A new theoretical and pedagogic framework, PhotoSoundscapes, for deep listening with young children from migrant backgrounds

Horsley, Karen (2024). A new theoretical and pedagogic framework, PhotoSoundscapes, for deep listening with young children from migrant backgrounds. In: Children’s Research Centre 20th Anniversary Conference: Sharing research methods and processes for empowering children and young people, 23 Oct 2024, The Open University, UK.

Abstract

This presentation proposes a new theoretical and pedagogic framework, PhotoSoundscapes, for deep listening with young children from migrant backgrounds.

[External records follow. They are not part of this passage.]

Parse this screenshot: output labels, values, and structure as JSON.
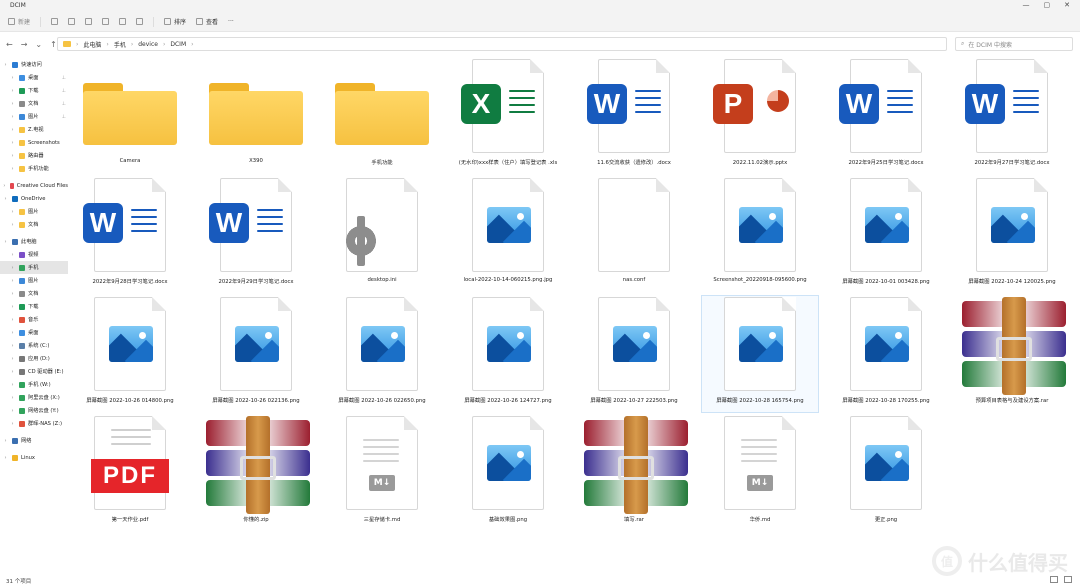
{
  "window": {
    "title": "DCIM",
    "controls": [
      "—",
      "▢",
      "✕"
    ]
  },
  "toolbar": {
    "new_label": "新建",
    "sort_label": "排序",
    "view_label": "查看",
    "more_label": "···"
  },
  "address": {
    "crumbs": [
      "此电脑",
      "手机",
      "device",
      "DCIM"
    ],
    "search_placeholder": "在 DCIM 中搜索"
  },
  "sidebar": {
    "items": [
      {
        "label": "快速访问",
        "color": "#2b7cd3",
        "pin": false
      },
      {
        "label": "桌面",
        "color": "#3d8ee0",
        "pin": true
      },
      {
        "label": "下载",
        "color": "#1d9a56",
        "pin": true
      },
      {
        "label": "文档",
        "color": "#8a8a8a",
        "pin": true
      },
      {
        "label": "图片",
        "color": "#3c88d8",
        "pin": true
      },
      {
        "label": "Z.电视",
        "color": "#f6c343",
        "pin": false
      },
      {
        "label": "Screenshots",
        "color": "#f6c343",
        "pin": false
      },
      {
        "label": "路由器",
        "color": "#f6c343",
        "pin": false
      },
      {
        "label": "手机功能",
        "color": "#f6c343",
        "pin": false
      },
      {
        "label": "Creative Cloud Files",
        "color": "#e34850",
        "pin": false
      },
      {
        "label": "OneDrive",
        "color": "#0f6cbd",
        "pin": false
      },
      {
        "label": "图片",
        "color": "#f6c343",
        "pin": false
      },
      {
        "label": "文档",
        "color": "#f6c343",
        "pin": false
      },
      {
        "label": "此电脑",
        "color": "#3a6fb0",
        "pin": false
      },
      {
        "label": "视频",
        "color": "#7b4fc7",
        "pin": false
      },
      {
        "label": "手机",
        "color": "#31a35c",
        "pin": false
      },
      {
        "label": "图片",
        "color": "#3c88d8",
        "pin": false
      },
      {
        "label": "文档",
        "color": "#8a8a8a",
        "pin": false
      },
      {
        "label": "下载",
        "color": "#1d9a56",
        "pin": false
      },
      {
        "label": "音乐",
        "color": "#e0533d",
        "pin": false
      },
      {
        "label": "桌面",
        "color": "#3d8ee0",
        "pin": false
      },
      {
        "label": "系统 (C:)",
        "color": "#5a7fa8",
        "pin": false
      },
      {
        "label": "应用 (D:)",
        "color": "#777777",
        "pin": false
      },
      {
        "label": "CD 驱动器 (E:)",
        "color": "#777777",
        "pin": false
      },
      {
        "label": "手机 (W:)",
        "color": "#31a35c",
        "pin": false
      },
      {
        "label": "阿里云盘 (X:)",
        "color": "#31a35c",
        "pin": false
      },
      {
        "label": "网络云盘 (Y:)",
        "color": "#31a35c",
        "pin": false
      },
      {
        "label": "群晖-NAS (Z:)",
        "color": "#e0533d",
        "pin": false
      },
      {
        "label": "网络",
        "color": "#3a6fb0",
        "pin": false
      },
      {
        "label": "Linux",
        "color": "#f0b429",
        "pin": false
      }
    ]
  },
  "files": [
    {
      "name": "Camera",
      "type": "folder"
    },
    {
      "name": "X390",
      "type": "folder"
    },
    {
      "name": "手机功能",
      "type": "folder"
    },
    {
      "name": "(无水印)xxx样表（住户）填写登记表 .xls",
      "type": "excel"
    },
    {
      "name": "11.6交流收获（遗修改）.docx",
      "type": "word"
    },
    {
      "name": "2022.11.02演示.pptx",
      "type": "ppt"
    },
    {
      "name": "2022年9月25日学习笔记.docx",
      "type": "word"
    },
    {
      "name": "2022年9月27日学习笔记.docx",
      "type": "word"
    },
    {
      "name": "2022年9月28日学习笔记.docx",
      "type": "word"
    },
    {
      "name": "2022年9月29日学习笔记.docx",
      "type": "word"
    },
    {
      "name": "desktop.ini",
      "type": "ini"
    },
    {
      "name": "local-2022-10-14-060215.png.jpg",
      "type": "image"
    },
    {
      "name": "nas.conf",
      "type": "blank"
    },
    {
      "name": "Screenshot_20220918-095600.png",
      "type": "image"
    },
    {
      "name": "屏幕截图 2022-10-01 003428.png",
      "type": "image"
    },
    {
      "name": "屏幕截图 2022-10-24 120025.png",
      "type": "image"
    },
    {
      "name": "屏幕截图 2022-10-26 014800.png",
      "type": "image"
    },
    {
      "name": "屏幕截图 2022-10-26 022136.png",
      "type": "image"
    },
    {
      "name": "屏幕截图 2022-10-26 022650.png",
      "type": "image"
    },
    {
      "name": "屏幕截图 2022-10-26 124727.png",
      "type": "image"
    },
    {
      "name": "屏幕截图 2022-10-27 222503.png",
      "type": "image"
    },
    {
      "name": "屏幕截图 2022-10-28 165754.png",
      "type": "image",
      "selected": true
    },
    {
      "name": "屏幕截图 2022-10-28 170255.png",
      "type": "image"
    },
    {
      "name": "预算项目表格与及建设方案.rar",
      "type": "rar"
    },
    {
      "name": "第一天作业.pdf",
      "type": "pdf"
    },
    {
      "name": "你懂的.zip",
      "type": "rar"
    },
    {
      "name": "三星存储卡.md",
      "type": "md"
    },
    {
      "name": "基础效果图.png",
      "type": "image"
    },
    {
      "name": "填写.rar",
      "type": "rar"
    },
    {
      "name": "华侨.md",
      "type": "md"
    },
    {
      "name": "更正.png",
      "type": "image"
    }
  ],
  "status": {
    "count": "31 个项目"
  },
  "watermark": {
    "text": "什么值得买",
    "logo": "值"
  },
  "colors": {
    "word": "#185abd",
    "excel": "#107c41",
    "ppt": "#c43e1c",
    "pdf": "#e5252a"
  }
}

Listening to newly arrived, often invisible, young migrant children and their families in early childhood education and care (ECEC) continues to be a most ‘pressing issue’ (Tobin, 2020, p.10). Case studies with three, three- to four-year-old children whose parents have recently migrated to the UK were created at home and in an English nursery. This new theoretical and pedagogic ‘layered listening framework’ draws upon the research process, with child-led photography and thematic analysis to synthesise and blur a novel application of sociocultural theory and visual concepts in early childhood, documentary photography, visual sociology and art. It comprises: intuitive and wise photography (Norris Webb, 2014); ambiguity (Franklin, 2020); photographing democratically (Eggleston, 2019) and ‘elastic spaces’ (Ghirri, 2017). Findings showed young children’s lively curation of their photography’s dynamic, democratic, participatory and expressive capabilities to render visible their unique perspectives. Reimagined ECEC calls for listening that attends to time for children to revisit, touch and reframe their photography, in novel and distinctive ways, connected to their families. Such possibilities challenge dominant discourses of trauma, vulnerability and deficit perspectives of diversity in culturally sensitive ECEC.